Tout à fait. Elle permet d’analyser très finement le patrimoine des clients et d’adapter nos propositions en fonction de leur appétence au risque, de leurs projets de vie, ou encore de leur exposition à certaines classes d’actifs ou à certaines industries. Grâce à l'IA, nous sommes en mesure de détecter des signaux faibles, des informations sur les projets futurs d'un client ou les événements qui pourraient affecter son patrimoine. Cela nous permet d’être proactifs et de proposer des offres avant même que le client ne les réclame. Nous pouvons aussi analyser l’écosystème du client, que ce soit sa famille, ses participations dans des entreprises, ou ses centres d'intérêt, et anticiper ainsi des opportunités ou des besoins spécifiques.
Mais cela ne pose-t-il pas des questions d’éthique en ce qui concerne l’utilisation de toutes ces données ?
C'est une question absolument cruciale.

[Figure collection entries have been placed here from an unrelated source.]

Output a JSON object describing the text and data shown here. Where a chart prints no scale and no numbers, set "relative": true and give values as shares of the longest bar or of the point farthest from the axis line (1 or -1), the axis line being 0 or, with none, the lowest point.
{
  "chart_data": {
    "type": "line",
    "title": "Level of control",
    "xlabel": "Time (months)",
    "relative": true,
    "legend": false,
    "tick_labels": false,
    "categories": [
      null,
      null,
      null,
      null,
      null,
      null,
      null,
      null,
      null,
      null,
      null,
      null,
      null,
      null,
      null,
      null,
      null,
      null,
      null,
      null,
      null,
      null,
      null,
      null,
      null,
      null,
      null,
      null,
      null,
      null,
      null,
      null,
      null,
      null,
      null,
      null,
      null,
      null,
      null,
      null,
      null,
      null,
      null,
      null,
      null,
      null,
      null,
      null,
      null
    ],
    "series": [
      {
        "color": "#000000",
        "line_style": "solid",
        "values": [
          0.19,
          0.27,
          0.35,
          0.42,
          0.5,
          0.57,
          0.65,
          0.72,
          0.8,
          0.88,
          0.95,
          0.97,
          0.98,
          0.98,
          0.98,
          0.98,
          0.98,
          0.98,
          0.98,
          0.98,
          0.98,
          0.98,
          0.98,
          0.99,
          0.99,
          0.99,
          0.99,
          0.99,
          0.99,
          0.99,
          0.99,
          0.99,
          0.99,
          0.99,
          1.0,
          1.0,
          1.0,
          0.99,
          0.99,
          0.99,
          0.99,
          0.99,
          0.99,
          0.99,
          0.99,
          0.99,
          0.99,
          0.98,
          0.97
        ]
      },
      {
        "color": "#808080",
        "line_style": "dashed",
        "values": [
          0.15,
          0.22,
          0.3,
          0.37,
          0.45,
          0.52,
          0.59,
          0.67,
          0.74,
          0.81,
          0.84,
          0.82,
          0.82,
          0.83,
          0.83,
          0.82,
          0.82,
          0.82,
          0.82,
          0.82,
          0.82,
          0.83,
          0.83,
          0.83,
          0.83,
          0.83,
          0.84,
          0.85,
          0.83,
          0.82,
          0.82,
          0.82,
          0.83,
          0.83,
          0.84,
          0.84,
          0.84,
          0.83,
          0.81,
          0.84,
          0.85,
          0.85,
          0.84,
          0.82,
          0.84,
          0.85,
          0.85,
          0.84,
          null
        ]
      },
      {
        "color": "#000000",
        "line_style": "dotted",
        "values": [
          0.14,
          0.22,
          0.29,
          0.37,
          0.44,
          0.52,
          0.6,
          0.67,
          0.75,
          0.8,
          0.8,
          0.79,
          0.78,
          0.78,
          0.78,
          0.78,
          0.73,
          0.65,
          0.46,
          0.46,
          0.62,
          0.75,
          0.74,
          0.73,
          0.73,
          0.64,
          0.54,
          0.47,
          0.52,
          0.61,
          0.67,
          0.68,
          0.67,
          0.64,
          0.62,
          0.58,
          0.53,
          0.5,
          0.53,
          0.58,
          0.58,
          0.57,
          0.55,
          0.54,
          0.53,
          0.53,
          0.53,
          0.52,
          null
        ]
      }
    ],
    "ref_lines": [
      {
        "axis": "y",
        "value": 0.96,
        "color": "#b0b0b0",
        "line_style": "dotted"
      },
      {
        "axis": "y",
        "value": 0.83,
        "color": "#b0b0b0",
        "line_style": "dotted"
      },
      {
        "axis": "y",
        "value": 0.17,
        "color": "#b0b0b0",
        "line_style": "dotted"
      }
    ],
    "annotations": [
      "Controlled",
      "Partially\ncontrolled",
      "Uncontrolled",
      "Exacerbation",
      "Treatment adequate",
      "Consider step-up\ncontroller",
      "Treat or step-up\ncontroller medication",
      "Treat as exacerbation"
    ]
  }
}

L’IA est un outil extrêmement puissant, mais comme tout outil, elle doit être utilisée de manière responsable. Chez BNP Paribas, nous accordons une importance particulière à la protection, à la confidentialité et au traitement des données, en conformité avec l’ensemble des normes et réglementations en vigueur dont le RGPD (Règlement Général sur la protection des Données) . La banque s’engage par ailleurs à ne pas partager de données personnelles à des fins commerciales.
Nous avons une conviction forte : l'IA ne peut remplacer le contact humain. Le contact direct avec le client est essentiel, et nous pensons que ce sera encore plus vrai à l’avenir. Alors que l'IA devient de plus en plus omniprésente, le fait de pouvoir interagir avec un conseiller humain, un expert, sera d’autant plus important que le conseiller est un partenaire de confiance. Nous croyons fermement que l’IA doit être au service de l’humain, pas le remplacer.
Comment percevez-vous l'impact des fintechs sur le secteur bancaire traditionnel ?
Les fintechs ont apporté une nouvelle forme de concurrence, mais cela fait partie des cycles naturels d’évolution dans n’importe quelle industrie.
Pour BNP Paribas, c'est une opportunité de se réinventer et d'innover, que ce soit en collaborant avec ces fintechs ou en intégrant leurs solutions dans nos propres offres. Nous collaborons avec de nombreuses jeunes entreprises, notamment dans le domaine des technologies IA, afin de combiner leur agilité avec notre expertise. Cela nous permet de rester à la pointe de l’innovation tout en offrant à nos clients une stabilité et une continuité que les jeunes fintechs, par définition, ont plus de mal à garantir.
En effet, dans le domaine du Wealth Management, la relation de long terme avec le client est essentielle. Les clients fortunés cherchent des partenaires qui peuvent les accompagner pendant des décennies, et les fintechs, bien que performantes dans certains domaines, n'ont pas encore cette capacité à assurer cette stabilité à long terme. C'est là que les banques traditionnelles ont un avantage certain.
L’émergence de l’IA nécessite-t-elle une formation accrue des collaborateurs dans le secteur bancaire ?
Absolument. L’IA a été démocratisée notamment avec l’arrivée des modèles génératifs comme ChatGPT. Mais cette démocratisation s’accompagne d’un besoin de formation, car il ne suffit pas de poser des questions à une IA. Il faut savoir comment formuler les bonnes questions, comment interpréter les réponses et, surtout, comment évaluer leur qualité. Les IA génératives ne sont pas infaillibles et peuvent « halluciner », c'est-à-dire fournir des réponses erronées ou incohérentes.
Nous travaillons activement sur la mise en place de formations pour que tous nos collaborateurs puissent maîtriser l’IA et l'utiliser efficacement au quotidien. C'est un enjeu fondamental, car l'IA est là pour rester ! Il faut donc former les équipes non seulement pour qu’elles utilisent ces technologies, mais aussi pour qu’elles puissent évoluer vers de nouveaux rôles que l’IA va créer ou transformer.